MacDailyNews Take: Nice, but ticky-tack. We have to wonder, will the end total of punishments ever really fit the crime?

Related article:
Steve Jobs: ‘I’m going to destroy Android, because it’s a stolen product; I’m willing to go thermonuclear war on this’ – October 20, 2011

7 Comments

  1. This is certaintly not ticky-tack. Injunction is the best result and very hard to get in court. This is the only remedy at the ITC so this was a good move by Apple to enjoin HTC in the US market.
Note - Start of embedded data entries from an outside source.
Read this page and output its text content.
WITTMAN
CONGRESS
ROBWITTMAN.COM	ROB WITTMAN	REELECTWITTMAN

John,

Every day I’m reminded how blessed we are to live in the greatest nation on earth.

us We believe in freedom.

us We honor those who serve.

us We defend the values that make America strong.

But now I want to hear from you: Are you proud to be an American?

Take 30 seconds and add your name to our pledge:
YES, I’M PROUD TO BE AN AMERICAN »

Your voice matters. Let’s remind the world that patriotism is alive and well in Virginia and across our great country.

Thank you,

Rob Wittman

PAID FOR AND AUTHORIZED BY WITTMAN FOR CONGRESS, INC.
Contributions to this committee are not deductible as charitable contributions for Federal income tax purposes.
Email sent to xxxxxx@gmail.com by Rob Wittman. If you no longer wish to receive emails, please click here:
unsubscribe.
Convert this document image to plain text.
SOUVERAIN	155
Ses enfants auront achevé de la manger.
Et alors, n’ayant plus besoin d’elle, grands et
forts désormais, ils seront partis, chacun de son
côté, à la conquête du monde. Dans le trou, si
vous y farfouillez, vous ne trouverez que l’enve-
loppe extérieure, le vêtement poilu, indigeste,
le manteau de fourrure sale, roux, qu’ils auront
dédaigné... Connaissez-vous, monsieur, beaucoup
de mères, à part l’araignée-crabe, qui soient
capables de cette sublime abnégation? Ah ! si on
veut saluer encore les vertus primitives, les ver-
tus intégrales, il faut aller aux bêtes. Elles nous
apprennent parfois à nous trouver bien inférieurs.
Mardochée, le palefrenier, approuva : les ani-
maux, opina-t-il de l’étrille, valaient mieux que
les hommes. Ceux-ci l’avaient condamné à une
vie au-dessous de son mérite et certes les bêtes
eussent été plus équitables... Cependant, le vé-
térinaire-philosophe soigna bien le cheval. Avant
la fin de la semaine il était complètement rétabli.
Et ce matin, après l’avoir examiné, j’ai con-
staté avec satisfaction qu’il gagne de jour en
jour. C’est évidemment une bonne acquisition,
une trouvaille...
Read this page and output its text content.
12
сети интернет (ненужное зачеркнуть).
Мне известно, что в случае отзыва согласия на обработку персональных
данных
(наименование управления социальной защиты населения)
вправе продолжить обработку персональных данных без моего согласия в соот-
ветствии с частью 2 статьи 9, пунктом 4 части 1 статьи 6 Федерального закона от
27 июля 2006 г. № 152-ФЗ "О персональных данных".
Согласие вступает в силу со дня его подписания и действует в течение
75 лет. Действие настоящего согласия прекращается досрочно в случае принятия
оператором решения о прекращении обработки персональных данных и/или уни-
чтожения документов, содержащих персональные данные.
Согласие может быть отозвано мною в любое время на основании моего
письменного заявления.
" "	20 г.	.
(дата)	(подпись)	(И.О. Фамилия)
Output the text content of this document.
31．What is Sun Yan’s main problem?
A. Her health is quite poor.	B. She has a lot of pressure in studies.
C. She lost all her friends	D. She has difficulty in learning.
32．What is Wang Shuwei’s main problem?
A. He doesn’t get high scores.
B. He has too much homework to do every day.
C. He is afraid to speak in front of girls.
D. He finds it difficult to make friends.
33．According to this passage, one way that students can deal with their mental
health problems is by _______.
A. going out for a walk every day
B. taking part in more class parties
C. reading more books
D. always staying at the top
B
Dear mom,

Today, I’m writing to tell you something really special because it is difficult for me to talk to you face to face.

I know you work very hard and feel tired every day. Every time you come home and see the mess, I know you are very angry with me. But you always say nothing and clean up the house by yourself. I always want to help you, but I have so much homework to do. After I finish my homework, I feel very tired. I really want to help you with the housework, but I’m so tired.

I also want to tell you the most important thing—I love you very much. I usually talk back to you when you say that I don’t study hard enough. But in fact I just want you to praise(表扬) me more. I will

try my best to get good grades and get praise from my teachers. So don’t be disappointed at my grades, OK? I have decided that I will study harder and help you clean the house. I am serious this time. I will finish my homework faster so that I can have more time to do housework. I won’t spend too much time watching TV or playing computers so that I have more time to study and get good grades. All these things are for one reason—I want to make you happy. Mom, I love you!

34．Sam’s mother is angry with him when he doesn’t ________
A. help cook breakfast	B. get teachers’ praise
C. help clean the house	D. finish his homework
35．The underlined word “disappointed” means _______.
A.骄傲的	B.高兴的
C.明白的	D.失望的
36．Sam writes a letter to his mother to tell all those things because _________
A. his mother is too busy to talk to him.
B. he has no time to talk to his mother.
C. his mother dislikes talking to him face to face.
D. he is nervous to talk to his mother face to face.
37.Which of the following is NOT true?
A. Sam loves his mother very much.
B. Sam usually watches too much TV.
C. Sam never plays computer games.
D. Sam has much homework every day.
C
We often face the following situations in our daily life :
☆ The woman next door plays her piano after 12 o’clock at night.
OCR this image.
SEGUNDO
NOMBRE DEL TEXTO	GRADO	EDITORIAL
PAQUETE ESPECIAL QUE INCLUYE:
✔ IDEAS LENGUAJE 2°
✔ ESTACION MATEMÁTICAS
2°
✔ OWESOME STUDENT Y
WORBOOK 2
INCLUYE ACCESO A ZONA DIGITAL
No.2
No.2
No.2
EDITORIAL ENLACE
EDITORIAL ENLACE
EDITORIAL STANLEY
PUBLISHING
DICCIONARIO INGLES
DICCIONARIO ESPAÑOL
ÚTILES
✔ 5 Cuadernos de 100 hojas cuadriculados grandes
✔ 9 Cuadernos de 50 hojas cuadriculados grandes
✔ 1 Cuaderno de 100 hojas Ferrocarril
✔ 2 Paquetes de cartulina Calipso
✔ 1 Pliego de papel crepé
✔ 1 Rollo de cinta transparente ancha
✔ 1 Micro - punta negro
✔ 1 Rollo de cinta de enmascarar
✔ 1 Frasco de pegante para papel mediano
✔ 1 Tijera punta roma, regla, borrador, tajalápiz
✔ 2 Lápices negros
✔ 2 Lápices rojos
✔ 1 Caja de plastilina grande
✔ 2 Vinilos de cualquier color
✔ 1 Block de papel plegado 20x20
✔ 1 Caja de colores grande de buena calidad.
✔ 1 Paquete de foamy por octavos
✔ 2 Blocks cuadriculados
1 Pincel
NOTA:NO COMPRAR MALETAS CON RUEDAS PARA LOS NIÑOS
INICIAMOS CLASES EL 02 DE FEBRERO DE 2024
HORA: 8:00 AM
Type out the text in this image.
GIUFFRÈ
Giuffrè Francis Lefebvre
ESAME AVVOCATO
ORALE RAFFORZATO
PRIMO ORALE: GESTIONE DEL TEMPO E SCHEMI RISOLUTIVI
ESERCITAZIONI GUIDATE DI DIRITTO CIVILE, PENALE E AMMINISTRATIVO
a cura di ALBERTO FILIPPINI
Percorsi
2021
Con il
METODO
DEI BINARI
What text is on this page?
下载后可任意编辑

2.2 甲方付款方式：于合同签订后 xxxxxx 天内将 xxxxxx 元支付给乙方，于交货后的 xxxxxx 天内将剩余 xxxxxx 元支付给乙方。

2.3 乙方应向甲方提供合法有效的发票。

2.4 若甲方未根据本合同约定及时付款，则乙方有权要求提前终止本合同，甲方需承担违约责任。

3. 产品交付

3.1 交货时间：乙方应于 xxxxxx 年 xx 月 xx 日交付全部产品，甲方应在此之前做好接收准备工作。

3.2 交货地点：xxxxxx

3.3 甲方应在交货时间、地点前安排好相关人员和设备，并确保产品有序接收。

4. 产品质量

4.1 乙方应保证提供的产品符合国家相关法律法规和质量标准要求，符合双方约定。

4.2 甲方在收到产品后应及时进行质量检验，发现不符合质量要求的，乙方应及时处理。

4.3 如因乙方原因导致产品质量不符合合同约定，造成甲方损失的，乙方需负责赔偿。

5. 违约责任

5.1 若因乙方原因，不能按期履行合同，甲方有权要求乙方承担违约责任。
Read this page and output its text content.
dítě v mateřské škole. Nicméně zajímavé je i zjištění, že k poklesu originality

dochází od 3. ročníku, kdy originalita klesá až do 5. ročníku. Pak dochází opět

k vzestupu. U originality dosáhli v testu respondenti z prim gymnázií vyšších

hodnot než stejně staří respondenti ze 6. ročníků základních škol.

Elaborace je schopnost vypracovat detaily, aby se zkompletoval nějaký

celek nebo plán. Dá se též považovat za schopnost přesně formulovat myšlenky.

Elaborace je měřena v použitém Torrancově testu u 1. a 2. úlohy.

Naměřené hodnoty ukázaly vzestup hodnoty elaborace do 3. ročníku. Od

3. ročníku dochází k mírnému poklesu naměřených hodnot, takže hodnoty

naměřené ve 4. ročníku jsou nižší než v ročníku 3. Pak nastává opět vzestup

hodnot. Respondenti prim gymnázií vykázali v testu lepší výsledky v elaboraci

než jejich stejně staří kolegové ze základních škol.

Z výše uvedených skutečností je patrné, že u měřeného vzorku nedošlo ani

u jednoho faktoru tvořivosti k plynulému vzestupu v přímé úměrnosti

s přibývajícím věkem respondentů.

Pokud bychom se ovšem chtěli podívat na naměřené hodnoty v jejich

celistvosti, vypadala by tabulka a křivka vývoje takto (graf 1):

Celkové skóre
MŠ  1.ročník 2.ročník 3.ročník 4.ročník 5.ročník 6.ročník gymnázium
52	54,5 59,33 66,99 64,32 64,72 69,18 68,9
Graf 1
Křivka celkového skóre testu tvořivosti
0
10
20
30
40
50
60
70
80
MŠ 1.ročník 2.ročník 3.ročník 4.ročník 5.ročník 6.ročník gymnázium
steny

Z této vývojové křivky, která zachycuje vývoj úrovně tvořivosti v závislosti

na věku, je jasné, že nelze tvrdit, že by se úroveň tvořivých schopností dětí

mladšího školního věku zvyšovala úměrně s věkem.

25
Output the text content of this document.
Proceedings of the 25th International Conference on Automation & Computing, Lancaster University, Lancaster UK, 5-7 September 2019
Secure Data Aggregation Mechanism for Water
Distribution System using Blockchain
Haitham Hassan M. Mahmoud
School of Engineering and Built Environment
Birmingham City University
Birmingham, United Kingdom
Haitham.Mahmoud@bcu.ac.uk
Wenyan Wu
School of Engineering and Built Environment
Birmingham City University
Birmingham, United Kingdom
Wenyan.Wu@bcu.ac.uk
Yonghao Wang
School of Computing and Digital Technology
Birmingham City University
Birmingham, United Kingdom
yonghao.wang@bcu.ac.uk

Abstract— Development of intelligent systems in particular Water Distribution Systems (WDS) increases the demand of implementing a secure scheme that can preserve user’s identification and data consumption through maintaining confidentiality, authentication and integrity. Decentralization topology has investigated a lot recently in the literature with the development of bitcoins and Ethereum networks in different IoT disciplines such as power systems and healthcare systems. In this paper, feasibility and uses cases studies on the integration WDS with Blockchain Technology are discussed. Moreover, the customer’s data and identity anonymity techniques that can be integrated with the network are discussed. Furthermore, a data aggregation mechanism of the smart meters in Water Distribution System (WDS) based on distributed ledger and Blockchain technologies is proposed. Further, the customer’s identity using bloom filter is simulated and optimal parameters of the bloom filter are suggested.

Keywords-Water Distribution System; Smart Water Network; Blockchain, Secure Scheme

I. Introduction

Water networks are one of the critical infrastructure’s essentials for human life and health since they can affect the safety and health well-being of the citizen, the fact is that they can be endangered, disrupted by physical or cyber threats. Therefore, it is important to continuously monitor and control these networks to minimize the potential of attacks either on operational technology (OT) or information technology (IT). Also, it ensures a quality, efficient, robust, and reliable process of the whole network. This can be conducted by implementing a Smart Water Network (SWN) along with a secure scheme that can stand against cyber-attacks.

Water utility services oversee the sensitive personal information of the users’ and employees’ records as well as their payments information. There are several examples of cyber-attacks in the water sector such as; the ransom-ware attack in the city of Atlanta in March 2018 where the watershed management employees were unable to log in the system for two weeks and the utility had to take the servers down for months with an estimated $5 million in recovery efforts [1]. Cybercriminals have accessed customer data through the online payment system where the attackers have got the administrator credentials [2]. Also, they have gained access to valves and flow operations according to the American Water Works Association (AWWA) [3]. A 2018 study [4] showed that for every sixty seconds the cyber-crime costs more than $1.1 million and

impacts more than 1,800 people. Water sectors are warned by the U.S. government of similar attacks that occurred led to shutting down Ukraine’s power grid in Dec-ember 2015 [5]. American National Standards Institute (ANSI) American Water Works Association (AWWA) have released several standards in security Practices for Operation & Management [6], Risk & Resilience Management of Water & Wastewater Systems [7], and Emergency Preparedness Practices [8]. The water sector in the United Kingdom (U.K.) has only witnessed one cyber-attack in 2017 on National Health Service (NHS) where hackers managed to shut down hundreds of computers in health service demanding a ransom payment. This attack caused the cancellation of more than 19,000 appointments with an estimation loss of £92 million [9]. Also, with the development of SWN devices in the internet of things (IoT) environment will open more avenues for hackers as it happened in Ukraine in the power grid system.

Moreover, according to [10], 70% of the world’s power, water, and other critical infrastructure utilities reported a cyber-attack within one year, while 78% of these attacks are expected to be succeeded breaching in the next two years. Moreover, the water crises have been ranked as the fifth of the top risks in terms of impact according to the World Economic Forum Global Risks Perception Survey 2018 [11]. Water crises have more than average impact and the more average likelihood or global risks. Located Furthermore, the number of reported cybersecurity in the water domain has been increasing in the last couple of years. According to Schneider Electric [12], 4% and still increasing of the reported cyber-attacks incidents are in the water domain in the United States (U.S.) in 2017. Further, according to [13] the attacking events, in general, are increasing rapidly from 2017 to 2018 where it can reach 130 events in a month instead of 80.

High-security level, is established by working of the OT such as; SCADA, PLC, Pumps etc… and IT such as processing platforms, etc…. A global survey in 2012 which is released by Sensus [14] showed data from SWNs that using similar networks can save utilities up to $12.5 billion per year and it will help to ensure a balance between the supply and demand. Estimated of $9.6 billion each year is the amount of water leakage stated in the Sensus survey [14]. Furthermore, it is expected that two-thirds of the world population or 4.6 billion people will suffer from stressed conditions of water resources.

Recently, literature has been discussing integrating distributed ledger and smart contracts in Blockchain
  2. It does seem like a small penalty.

    And why do the phones which previously got through Customs, but which also infringe Apple patents, get to stay in stores? I would think they should be pulled and sent to Customs warehouses.
    In fact, I think all patent-infringing phones sold should be recalled, buyers fully refunded.
    Why should companies even partially-benefit from stealing from Apple?

    And this is in the USA only, right? So HTC can still sell their stolen product around the globe?
    No, this requires much bigger action.

    Hopefully this is just a Thin-Edge-Of-The-Wedge strategy by Apple.

      1. Come on, give HTC a little credit. Not every product they make is being banned from the market, only those phones proven in a US court of law to violate US pat. regs.

        So why would you condemn every product they make? Surely not to punish them out of existence? What would be the point in that?